Standing rule outlines the procedures of the organization that are not included in the bylaws and must not conflict with the bylaws. Some examples of the differences are:
- Bylaws state when the meetings of the association and executive board are held.
- Standing Rules tell where and what time these meetings are held.
- Bylaws give the primary responsibilities of officers and chairmen.
- Standing Rules give the specifics.
If the Bylaws state that the first vice president is responsible for the program, the Standing Rules would list the various chairmen, who work with the vice president under the first vice presidents title, such as program, Founders Day, Honorary Service Award, hospitality, refreshments, and program booklet.

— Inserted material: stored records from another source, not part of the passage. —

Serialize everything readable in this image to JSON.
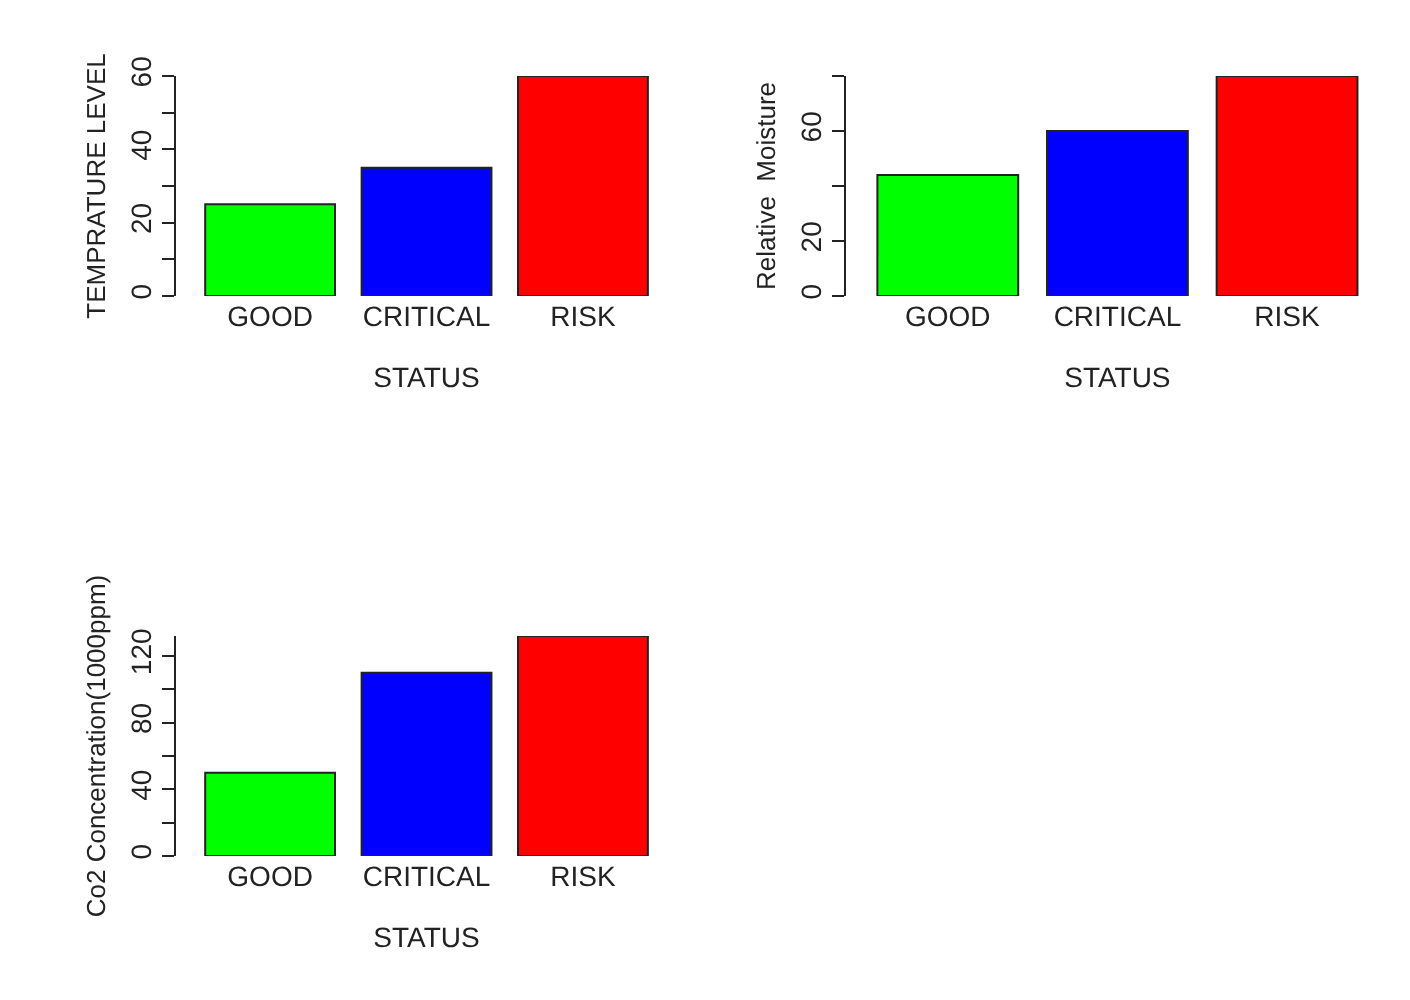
{
  "chart_data": [
    {
      "type": "bar",
      "categories": [
        "GOOD",
        "CRITICAL",
        "RISK"
      ],
      "values": [
        25,
        35,
        60
      ],
      "colors": [
        "#00ff00",
        "#0000ff",
        "#ff0000"
      ],
      "xlabel": "STATUS",
      "ylabel": "TEMPRATURE LEVEL",
      "ylim": [
        0,
        60
      ],
      "yticks": [
        0,
        {
          "value": 10,
          "label": null
        },
        20,
        {
          "value": 30,
          "label": null
        },
        40,
        {
          "value": 50,
          "label": null
        },
        60
      ]
    },
    {
      "type": "bar",
      "categories": [
        "GOOD",
        "CRITICAL",
        "RISK"
      ],
      "values": [
        44,
        60,
        80
      ],
      "colors": [
        "#00ff00",
        "#0000ff",
        "#ff0000"
      ],
      "xlabel": "STATUS",
      "ylabel": "Relative  Moisture",
      "ylim": [
        0,
        80
      ],
      "yticks": [
        0,
        20,
        {
          "value": 40,
          "label": null
        },
        60,
        {
          "value": 80,
          "label": null
        }
      ]
    },
    {
      "type": "bar",
      "categories": [
        "GOOD",
        "CRITICAL",
        "RISK"
      ],
      "values": [
        50,
        110,
        132
      ],
      "colors": [
        "#00ff00",
        "#0000ff",
        "#ff0000"
      ],
      "xlabel": "STATUS",
      "ylabel": "Co2 Concentration(1000ppm)",
      "ylim": [
        0,
        132
      ],
      "yticks": [
        0,
        {
          "value": 20,
          "label": null
        },
        40,
        {
          "value": 60,
          "label": null
        },
        80,
        {
          "value": 100,
          "label": null
        },
        120
      ]
    }
  ]
}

If the organization has supplies and/or equipment, the Standing Rules would state who is responsible for them and where they would be kept.
Standing Rules might also list:
- Who has the responsibility for securing the outgoing president’s pin and its inscription.
- If there is to be an installation of officers, who is responsible for selecting the installing officers and when the installation should take place.
In short, Bylaws are hard and fast rules that may be amended only with prior notice to the membership.
Standing rules are the details of monthly PTA work that may be changed from administration to administration or from meeting to meeting. They require a two-thirds (2/3rd) majority vote without notice and a majority vote with 30 days notice to adopt or amend.